Auf dem Gelände der Königsmühle in der Nähe des Erlanger Stadtteils Eltersdorf wurden mehrere Monate lang 15 Kinder an einer illegalen Schule unterrichtet. Die Regierung von Mittelfranken schloss die Schule Ende Januar. Das Bayerische Landesamt für Verfassungsschutz hat nun Verbindungen zwischen Beteiligten der illegalen Schule und der »Reichsbürger«-Szene bestätigt, wie der Bayerische Rundfunk berichtet .

Gut zu wissen

Mit Insekten kann man Geld verdienen: Niclas Ochonski beherbergt im Keller seines Elternhauses in Kassel ungefähr 10.000 Ameisen. Seit drei Jahren verkauft der 17 Jahre alte Schüler die Insekten im Internet. Ochonski bietet neben Ameisenkolonien aus fast allen Kontinenten auch Terrarien, Nester und Arenen an, in denen sich die Ameisen mit Futter versorgen und Abfälle entsorgen können. Das Zubehör stellt der Schüler größtenteils im 3D-Drucker her. »Dadurch habe ich mehr Kontrolle über meine Produkte und kann auf individuelle Kundenwünsche besser eingehen«, zitiert ihn die »Frankfurter Allgemeine Zeitung« .

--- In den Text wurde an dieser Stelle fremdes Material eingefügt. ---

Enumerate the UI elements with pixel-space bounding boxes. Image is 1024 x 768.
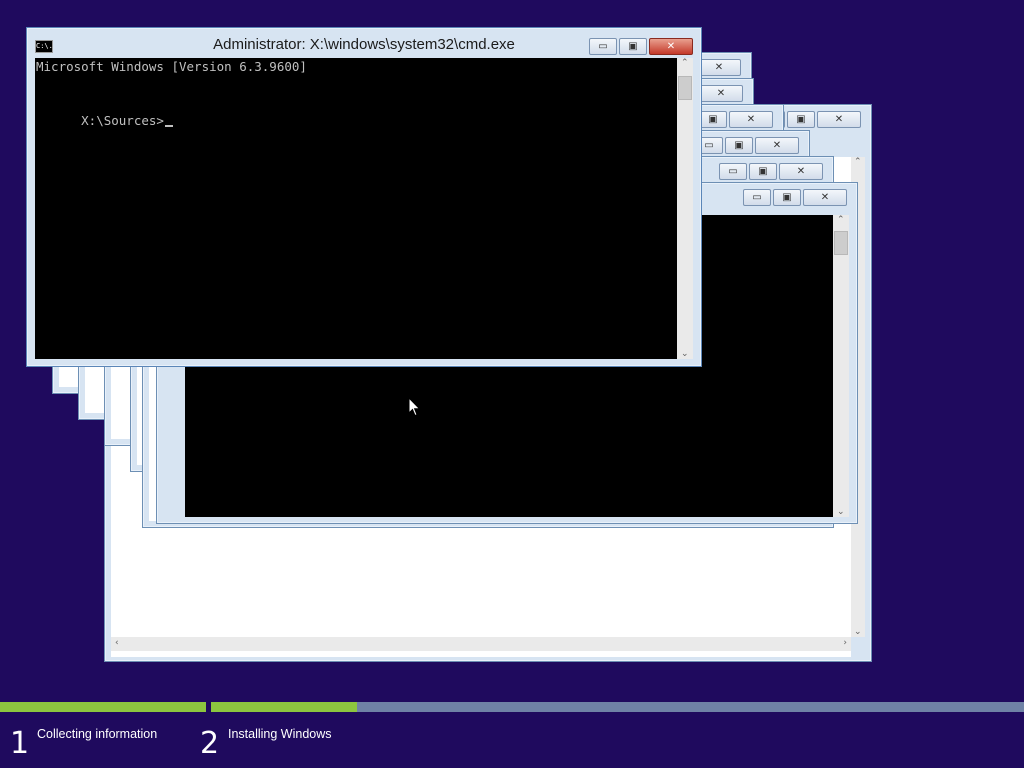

Mit mehreren Hundert Bestellungen machte Ochonski im Jahr 2020 demnach einen Umsatz von mehr als 6000 Euro. Die teuerste Ameise, die er bislang verkaufte, war die Myrmecia pyriformis, auch bekannt unter dem Namen Bulldoggenameise. Ochonski sagt, er habe 1500 Euro für das Exemplar erhalten.

Zahl der Woche

8500 Euro  gibt der Staat im Schnitt für die Ausbildung von Schülerinnen und Schülern an öffentlichen Schulen aus. Berlin investierte mit 12.300 Euro pro Schüler am meisten, Nordrhein-Westfalen mit 7500 am wenigsten.